Il marcha longtemps, tenant à la main sa baguette Blanche, qui luisait dans l’ombre et éclairait sa marche, et arriva enfin à la vallée où se trouvait le château. Il frappa à la porte de fer.

Le guichet s’ouvrit et une figure hideuse et cornue s’y montra et demanda

— Qui est là ?

— Mao Kergarec, répondit-il.

— Mao Kergarec ! Oui, votre siège est là, qui vous attend, à côté de celui de votre fils le brigand ; mais nous ne vous attendions que demain.

— Allez dire à votre maître que je suis là et que je demande à lui parler.

Et on alla prévenir Satan qui vint aussitôt.

— Comment, l’ami Mao Kergarec, c’est toi déjà ? Je ne t’attendais que pour demain ; mais puisque te voilà, entre et sois le bienvenu.

Et le portier ouvrit la porte, et Mao entra.

— Placez-le sur son siège, dit alors Satan,

Et quatre diables horribles s’avancèrent vers Mao pour le porter sur son siège. Mais il lui suffit de les toucher de sa baguette blanche pour les faire reculer en poussant des cris épouvantables. Quatre autres se présentèrent pour les remplacer, sur l’ordre de Satan, et dès qu’ils furent touchés de la baguette ils reculèrent aussi, en se tordant dans des convulsions horribles.

— Qu’est-ce à dire ? s’écria Satan, et il s’avança furieux, pour poser sa griffe sur Mao. Mais, touché par la baguette, il recula comme les autres, en écumant de rage.
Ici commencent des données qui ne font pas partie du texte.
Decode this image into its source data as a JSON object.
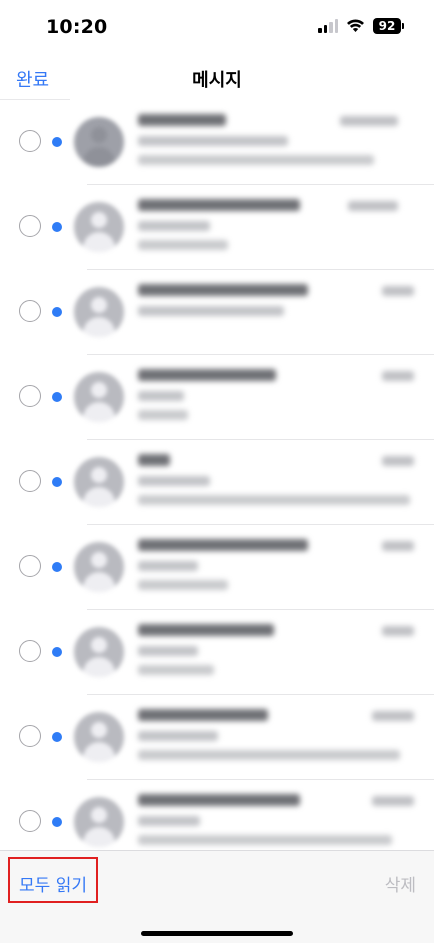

— Dehors, cria-t-on de tous côtés, dehors ! l’homme venu avant son heure, et qui a sur lui quelque relique sainte !…

Mais personne n’osait plus approcher de lui, et, impassible au milieu des cris et des imprécations, il dit :

— Je ne m’en irai, Satan, que lorsque tu m’auras remis le parchemin signé de mon sang !

— Tu ne l’auras pas ! Va-t’en vite et, demain, tu reviendras pour rester toujours.

— Il me faut le parchemin, te dis-je, ou il t’en cuira.

— Tu ne l’auras pas : va-t’en, chien !

Et Mao, de sa baguette blanche, cingla Satan et son entourage, tant et si bien, qu’ils criaient.

— Grâce ! grâce ! qu’on lui rende son parchemin et qu’il s’en aille au plus vite !

Satan lui jeta le contrat en s’écriant

— Tiens, le voilà ton parchemin, et pars vite à présent… Mais tu nous reviendras bientôt, et je me vengerai.

Mao prit le parchemin, le mit dans sa poche, et allait sortir, quand il se rappela la recommandation de son fils le brigand, de demander à voir la place qui lui était réservée dans l’enfer.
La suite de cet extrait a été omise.